The discovery of the Flame malware has raised a number of questions, some mundane, some interesting and many unanswerable at this point. But the point that’s most interesting also is the one that likely will go unaddressed for the foreseeable future, and that is, the need for a serious, open discussion on the use of cyber weapons.
The Stuxnet, Duqu and Flame episodes have stirred up a giant swirl of hyperbole and speculation, both along the lines of sophistication and attribution. A piece in The New York Times today speculates that not only was the United States responsible for creating and deploying Stuxnet, but it was just one part of a comprehensive campaign by the Bush and Obama administrations to disrupt nuclear operations in Iran through the use of offensive security tools. This is something that people in the security community have been talking about since the discovery of Stuxnet, when researchers pointed the finger at the U.S., or possibly Israel, for the attack. So the idea that one of Iran’s stated enemies would have launched Stuxnet against that country isn’t much of a stretch.

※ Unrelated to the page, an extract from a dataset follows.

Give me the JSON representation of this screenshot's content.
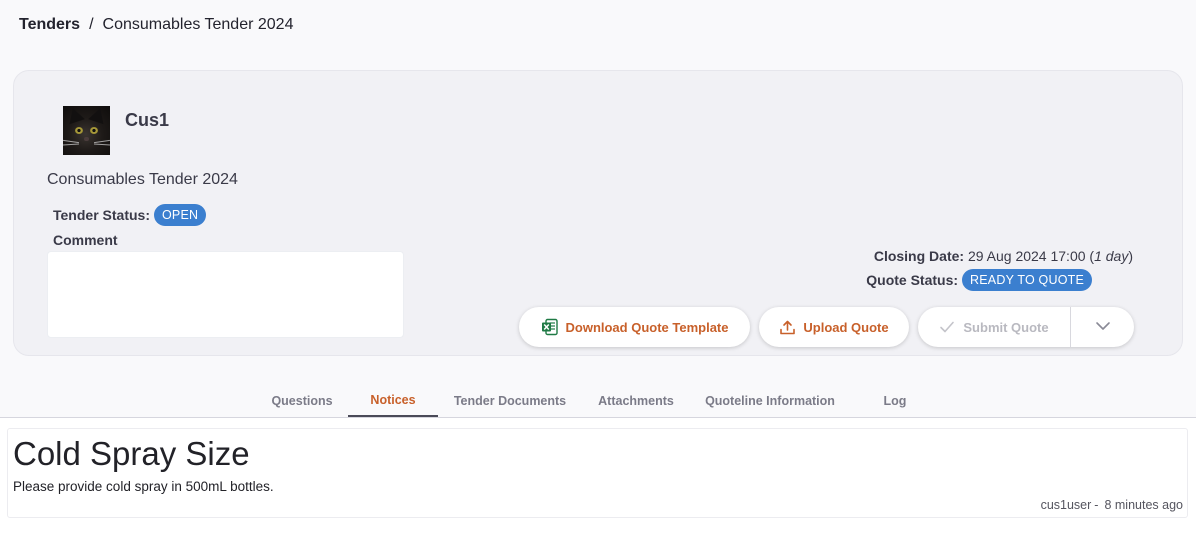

“It appears to be the first time the United States has repeatedly used cyberweapons to cripple another country’s infrastructure, achieving, with computer code, what until then could be accomplished only by bombing a country or sending in agents to plant explosives,” David E. Sanger wrote in the Times piece.
It’s been known that many countries have developed offensive cyber weapons and there have been discussions in the security community about the use of these tools and who may be using them against whom. But the problem is that there’s no public discussion about the existence, let alone the use, of these tools. Obama officials have only referred obliquely to the possibility of offensive security operations in policy documents. Other governments have taken a similar stance, not specifically discussing the use of attack tools and only speaking in generalities when the topic comes up.
But, as Steve Bellovin points out, the time has come for an open and frank discussion about the kinds of tools that governments and intelligence agencies are developing and how they can and should be used.
“The world knows, more or less, what is acceptable behavior in the physical world: what constitutes an act of war, what is spying, what you can do about these, etc. Do the same rules apply in cyberspace? One crucial difference is the difficulty of attribution: it’s very hard to tell who launched a particular effort. That in turn means that deterrence doesn’t work very well,” Bellovin wrote in a blog post.
“There needs to be a national and international debate on this topic. No one is going to supply details of their operations or capabilities, but the simple fact that they exist isn’t and shouldn’t be a secret. Basic US nuclear doctrine has never been concealed; why should this be different?”
The answer is, it shouldn’t be any different. These weapons already are in use, and as Bellovin says, one looming problem is that the targets and the rest of the world don’t know who launched any given attack. No one is standing up to take credit for attacks such as Stuxnet or Duqu, which leads to rampant speculation. That helps no one.
What would help is for someone in the administration to acknowledge that attack tools are in use, and talk about the circumstances under which they’re being used. It’s easy to find stories with named government and military officials talking about their development of new conventional weapons and they hold massive press events for the unveiling of new fighter planes. But cyber weapons are the orphans, unacknowledged and undiscussed.
This isn’t 1995 or even 2005 anymore. Let’s get on with it.